嫦娥一号(CE1)卫星是中国发射的首颗探月卫星。嫦娥一号伽玛射线谱仪(CE1-GRS)是CE1卫星搭载的主要载荷之一,该谱仪的探测任务是从200公里的环月轨道上对月表进行为期一年的有效探测,以此获取月表物质类型和资源分布特征。CE1卫星按极地轨道绕月飞行,CE1-GRS被安放在卫星体内,尺寸为Φ118×78mm的CsI(Tl)主晶体位于仪器中央,周围是实现反符合功能的CsI(Tl)晶体。
虽然能够借鉴国外开展环月轨道伽玛射线能谱数据处理的研究方法,但不同的月球轨道伽玛射线测量实验所采用的探测器类型、伽玛谱仪的结构、性能,以及测量条件、参数等方面迥异,从而使获取的月球伽玛能谱特征也存在差异。本文利用CE1-GRS获取的月球伽玛能谱的3级和2C级数据,开展了CE1-GRS数据处理的相关技术方法研究和月表元素含量反演与填图的试验研究;初步完成了月表天然放射性元素U、Th、K的含量填图。得出的主要结论如下:
⑴针对CE1-GRS的3级数据难以从谱形特征直接进行定性分析的问题,提出了基于奇异值分解的谱线定性分析方法对CE1-GRS谱线进行定性分析。分析结果表明,该方法能够识别出U、Th、K、Fe、Ti、Si、O、Al、Mg和Ca等10种元素。
⑵针对各5o×5o月表区域平均伽玛谱线存在高本底弱特征峰的问题,提出采用基于迭代思想的本底估计方法对散射本底进行估计。结果表明,该方法能够近似估计出谱线中的散射本底数据,从本底扣除后的谱线中能够有效地提取出弱峰信息,有利于对谱线进行定性定量分析。
⑶针对各5o×5o月表区域平均伽玛谱线中,统计涨落现象仍然明显的问题,提出了将航空伽玛能谱数据降噪处理的噪声调整的奇异值分解(NASVD)方法用于对月球伽玛能谱数据集进行降噪处理,实验结果表明,其降噪效果明显优于传统的谱线降噪方法,从而提高了求解元素特征峰面积计数的精度。
⑷提出了CE1-GRS的2C级数据处理的流程与方法,采用月表天然放射性元素(U、Th、K)含量反演模型,获得了月表天然放射性元素的全月含量分布图。对CE1-GRS第一正飞期2C级谱线数据进行了数据筛选、宇宙射线校正、能谱累计、能谱降噪处理、本底估计及扣除。在散射本底扣除后的谱线中,能够识别出U、Th、K、Fe、Mg、Si、Al和O八种元素。采用能窗峰面积求和法、高斯拟合峰面积求和法,提取出了Th、K元素的特征峰面积计数。
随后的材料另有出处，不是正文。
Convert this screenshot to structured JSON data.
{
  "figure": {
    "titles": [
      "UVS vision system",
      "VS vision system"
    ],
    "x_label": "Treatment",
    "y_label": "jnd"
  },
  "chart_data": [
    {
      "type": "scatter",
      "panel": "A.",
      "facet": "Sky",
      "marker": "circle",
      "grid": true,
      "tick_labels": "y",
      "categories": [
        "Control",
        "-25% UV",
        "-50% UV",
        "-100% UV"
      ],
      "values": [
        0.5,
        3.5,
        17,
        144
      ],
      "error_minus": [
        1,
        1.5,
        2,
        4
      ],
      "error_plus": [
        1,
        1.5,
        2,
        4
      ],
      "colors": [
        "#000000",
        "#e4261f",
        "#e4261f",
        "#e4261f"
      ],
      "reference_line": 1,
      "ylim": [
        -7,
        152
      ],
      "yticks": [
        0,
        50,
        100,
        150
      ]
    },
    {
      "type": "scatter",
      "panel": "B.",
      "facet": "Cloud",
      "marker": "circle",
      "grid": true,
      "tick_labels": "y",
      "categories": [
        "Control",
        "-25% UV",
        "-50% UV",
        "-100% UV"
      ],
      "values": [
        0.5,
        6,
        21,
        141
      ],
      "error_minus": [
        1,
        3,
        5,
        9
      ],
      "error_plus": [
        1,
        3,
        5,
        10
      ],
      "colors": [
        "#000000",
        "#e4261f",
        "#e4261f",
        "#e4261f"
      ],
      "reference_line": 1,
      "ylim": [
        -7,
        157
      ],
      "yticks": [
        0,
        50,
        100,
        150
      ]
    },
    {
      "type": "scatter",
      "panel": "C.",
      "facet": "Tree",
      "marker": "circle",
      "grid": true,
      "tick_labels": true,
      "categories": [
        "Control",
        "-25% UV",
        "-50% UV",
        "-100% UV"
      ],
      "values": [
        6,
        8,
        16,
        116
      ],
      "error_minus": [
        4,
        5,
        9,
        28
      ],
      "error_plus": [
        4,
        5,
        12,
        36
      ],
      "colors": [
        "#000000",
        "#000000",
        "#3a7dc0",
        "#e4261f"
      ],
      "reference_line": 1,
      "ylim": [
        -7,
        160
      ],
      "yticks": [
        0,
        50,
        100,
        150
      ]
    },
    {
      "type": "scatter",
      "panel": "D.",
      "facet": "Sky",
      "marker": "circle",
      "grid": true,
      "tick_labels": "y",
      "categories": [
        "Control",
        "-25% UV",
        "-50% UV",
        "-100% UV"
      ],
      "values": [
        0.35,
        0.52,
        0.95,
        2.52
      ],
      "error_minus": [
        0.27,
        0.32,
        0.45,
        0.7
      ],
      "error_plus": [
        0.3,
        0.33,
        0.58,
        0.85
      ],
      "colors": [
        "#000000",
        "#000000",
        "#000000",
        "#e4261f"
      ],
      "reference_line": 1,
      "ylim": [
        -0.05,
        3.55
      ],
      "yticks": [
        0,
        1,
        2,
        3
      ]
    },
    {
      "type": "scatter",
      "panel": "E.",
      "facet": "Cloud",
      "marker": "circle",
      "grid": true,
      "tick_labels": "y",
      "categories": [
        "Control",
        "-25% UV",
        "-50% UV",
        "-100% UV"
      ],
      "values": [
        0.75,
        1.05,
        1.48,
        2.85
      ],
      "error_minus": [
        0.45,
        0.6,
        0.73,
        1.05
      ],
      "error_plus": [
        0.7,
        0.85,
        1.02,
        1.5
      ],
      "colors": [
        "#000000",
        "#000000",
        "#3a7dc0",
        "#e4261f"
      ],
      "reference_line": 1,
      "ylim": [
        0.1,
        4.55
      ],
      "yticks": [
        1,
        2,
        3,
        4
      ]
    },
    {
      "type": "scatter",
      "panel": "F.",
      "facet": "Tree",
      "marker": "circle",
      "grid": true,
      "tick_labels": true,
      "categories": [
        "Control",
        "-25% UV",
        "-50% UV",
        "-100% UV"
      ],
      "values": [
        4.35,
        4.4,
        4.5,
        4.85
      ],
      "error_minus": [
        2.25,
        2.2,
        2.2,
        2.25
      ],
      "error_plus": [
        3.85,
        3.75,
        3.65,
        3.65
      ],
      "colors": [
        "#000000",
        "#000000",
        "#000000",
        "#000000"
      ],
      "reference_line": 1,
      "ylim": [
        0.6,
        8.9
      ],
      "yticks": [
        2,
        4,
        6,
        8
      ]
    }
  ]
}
由于CE1-GRS的能量分辨率不够高,在伽玛谱线中,U的0.609MeV伽玛射线、Th的0.583MeV伽玛射线以及由电子对效应产生的0.511MeV伽玛射线的计数贡献构成了一个重峰。为了求解U元素的0.609MeV伽玛射线计数值,采用“相对定标本底扣除法”近似估计出包括湮没辐射峰0.511MeV在内的本底计数贡献,通过Th的2.615MeV与0.583MeV的衰变比例确定出0.583MeV伽玛射线的计数贡献,从而计算出了重峰区中U的0.609MeV特征伽玛射线计数值。利用月表天然放射性元素含量反演模型获取U、Th、K元素含量,绘制出这三种元素的全月含量分布图,并对元素含量反演结果的不确定性进行了初步分析。
⑸利用所获取的月表天然放射性元素分布图,初步分析U、Th、K元素的分布特征为:月表U、Th、K元素之间具有高度相关性,三种天然放射性元素的主要分布特征基本一致。U、Th、K含量高的区域主要集中在月球正面的西部月海区及其附近;而含量次之的区域位于南极爱特肯盆地内。在月球背面,天然放射性元素含量普遍表现为低值特征。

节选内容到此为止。